Позади барака круто вверх уходил скалистый склон горы Эриче. В течение нескольких недель рабочие вырубали в нем пещеры. С тех пор как мы вернулись на Сицилию, они при помощи кирок и пневматических молотков заметно углубились в коричневую скалу, в то время как выкопанная порода накапливалась около зияющего входа и была теперь высотой с дом. Пещера должна была сформировать подкову вокруг одного из огромных естественных столбов, поддерживавших плоскую вершину горы Эриче, и таким образом иметь два выхода. Хотя работы еще не были завершены и наполовину, пещеру уже использовали как бомбоубежище.

Как только автомобиль остановился на горизонтальной поверхности, над нашими головами появились три разрыва зенитных снарядов – сигнал воздушной тревоги. Только что поднявшийся полуденный бриз донес до нас рев двигателей эскадрильи, готовившейся взлететь с аэродрома внизу.

– Какая эскадрилья? – спросил я.

– Вторая.

– Кто ведущий?

– Кёлер[11].

Должно быть, собирались взлететь приблизительно пятнадцать машин. Мы могли видеть вихри пыли, поднимаемые при запуске двигателей, поспешную рулежку к взлетно-посадочной полосе, разворот против ветра и быстрый взлет. Тем временем прохладный бриз с моря рассеял туман. Долина Трапани внизу была ясно видна. На дорогах вокруг аэродрома мы видели бегущих людей. Поднятые по тревоге предупредительными выстрелами зенитчиков, все, кто могли это сделать, добирались до укрытий. Здесь наверху люди также спешили под защиту горы Эриче.

Лейтенант Бахманн, мой адъютант, находился при исполнении обязанностей на командном пункте. В отличие от Штрадена, бывшего одним из ведущих атлетов Германии и обладавшего соответствующим телосложением, Бахманн, склонный к полноте, не любил занятий спортом. Мужественные черты смуглого лица, окаймленного копной непослушных волос, делали еще более выразительными его большие темные глаза. Он часто смеялся, показывая прекрасные, ровные белые зубы. Всякий раз, когда я поднимал эскадру в воздух, два эти офицера, столь непохожие друг на друга, летели в моем штабном звене.

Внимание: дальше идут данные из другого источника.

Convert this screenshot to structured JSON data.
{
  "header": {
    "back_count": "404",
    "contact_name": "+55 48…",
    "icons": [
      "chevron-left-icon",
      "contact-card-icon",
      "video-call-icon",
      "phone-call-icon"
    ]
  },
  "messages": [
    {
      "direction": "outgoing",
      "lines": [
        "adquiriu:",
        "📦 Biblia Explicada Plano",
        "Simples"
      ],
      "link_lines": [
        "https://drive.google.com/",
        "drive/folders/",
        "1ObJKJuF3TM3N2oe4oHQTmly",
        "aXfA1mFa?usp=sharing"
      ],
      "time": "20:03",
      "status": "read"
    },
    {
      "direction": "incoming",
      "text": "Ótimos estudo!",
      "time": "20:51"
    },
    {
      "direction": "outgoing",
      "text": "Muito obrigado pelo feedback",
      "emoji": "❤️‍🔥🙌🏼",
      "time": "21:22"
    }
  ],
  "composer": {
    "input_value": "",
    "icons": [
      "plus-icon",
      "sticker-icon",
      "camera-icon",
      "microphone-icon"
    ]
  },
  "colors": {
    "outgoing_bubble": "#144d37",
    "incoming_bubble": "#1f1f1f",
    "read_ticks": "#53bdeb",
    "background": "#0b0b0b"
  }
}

– Двухмоторники, – доложил Бахманн. – Направляются к Шакке.

В Шакке находилась 1-я группа.

– Первую предупредили?

– Они подняли в воздух одну эскадрилью. Ведущий Гёдерт.

«Всегда Гёдерт», – подумал я.

Бывший обер-фельдфебель с лицом изуродованным в результате аварии, он был оплотом своей группы с самого начала войны; уравновешенный и надежный, он никогда не пропускал вылетов. Гёдерт не обладал охотничьим инстинктом ведущих летчиков-истребителей и вряд ли когда-либо смог бы приобрести их навыки меткой стрельбы[12]. Однако он преподал летную тактику нескольким поколениям летчиков-истребителей. Когда я, молодой лейтенант, прибыл в учебную эскадрилью[13], чтобы научиться летать на истребителях, меня отдали под опеку обер-фельдфебеля, который затем стал моим инструктором. Его звали Гёдерт. От него я узнал, как держать дистанцию, будто приклеившись к своему ведущему при полете в сомкнутом строю, как атаковать и стрелять, как начать бой и как выйти из него.

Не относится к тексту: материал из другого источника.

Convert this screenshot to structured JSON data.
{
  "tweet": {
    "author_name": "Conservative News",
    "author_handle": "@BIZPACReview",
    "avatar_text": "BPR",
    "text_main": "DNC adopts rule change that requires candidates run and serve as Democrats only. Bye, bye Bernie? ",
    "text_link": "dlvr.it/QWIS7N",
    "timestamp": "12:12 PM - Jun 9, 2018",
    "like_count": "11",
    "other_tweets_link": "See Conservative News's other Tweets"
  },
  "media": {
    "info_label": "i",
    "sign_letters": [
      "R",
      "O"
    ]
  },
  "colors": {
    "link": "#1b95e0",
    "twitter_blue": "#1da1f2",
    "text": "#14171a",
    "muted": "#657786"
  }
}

Год спустя я был повышен и сменил прежнюю малозаметную роль на положение командира звена. Теперь уже Гёдерт стал моим ведомым, следовал «как приклеенный» за мной и выполнял мои приказы.

Часто в водовороте летящих в сомкнутом строю истребителей, когда самолет, казалось, становился невесомым, когда облака, солнце, горизонт описывали круги через ветровые стекла и растяжки наших бипланов[14], на лице Гёдерта появлялась улыбка и он одобрительно кивал, словно говоря: «Вот так. Вы все выполняете прекрасно».

– Они пролетели над Шаккой и приближаются к Палермо. Кёлер вошел в контакт с противником.

Из громкоговорителя неслось стаккато[15] восклицаний, сообщений и приказов, звуки, которые могли понять только те, кто сами неоднократно переживали момент, когда противник перехвачен и атакован. «Внимание!», «Держись там!», «Ангелы – десять!», «Я атакую…»

– Они развернулись и возвращаются над горой Эриче, – сказал Бахманн. Он все время получал свежие рапорты о позиции противника из нашего центра сбора донесений с самолетов. – Очевидно, там есть и «спитфайры». Была атакована гавань Палермо, и теперь они приблизительно на трех тысячах метров.

Внезапно в действие вступила тяжелая зенитная артиллерия. Тогда же послышался гул двигателей и свист падающих бомб. Выскочив из барака, мы увидели, что западный край аэродрома скрыт облаками пыли. Столбы пыли поднимались из оливковых рощ, окружавших летное поле. Зенитки стреляли непрерывно на звук двигателей на западе, но само вражеское соединение не было видно невооруженным глазом. Вскоре из 1-й группы сообщили, что их эскадрилья приземлилась. Один пилот пропал без вести, над Палермо сбит один бомбардировщик. Фельдфебель Рейнхольд выпрыгнул на парашюте из своего «мессершмитта» и приземлился благополучно.

В сумерках я отправился вместе со Штраденом на нашу квартиру. Дороги были переполнены телегами, запряженными ослами или лошадьми. Жаркое время дня, а с ним и время массированных бомбежек, прошло. Когда мы свернули с главной дороги и поехали по узкой тропинке по горному хребту, нам сверху открылся вид на серповидную бухту Бонаджа.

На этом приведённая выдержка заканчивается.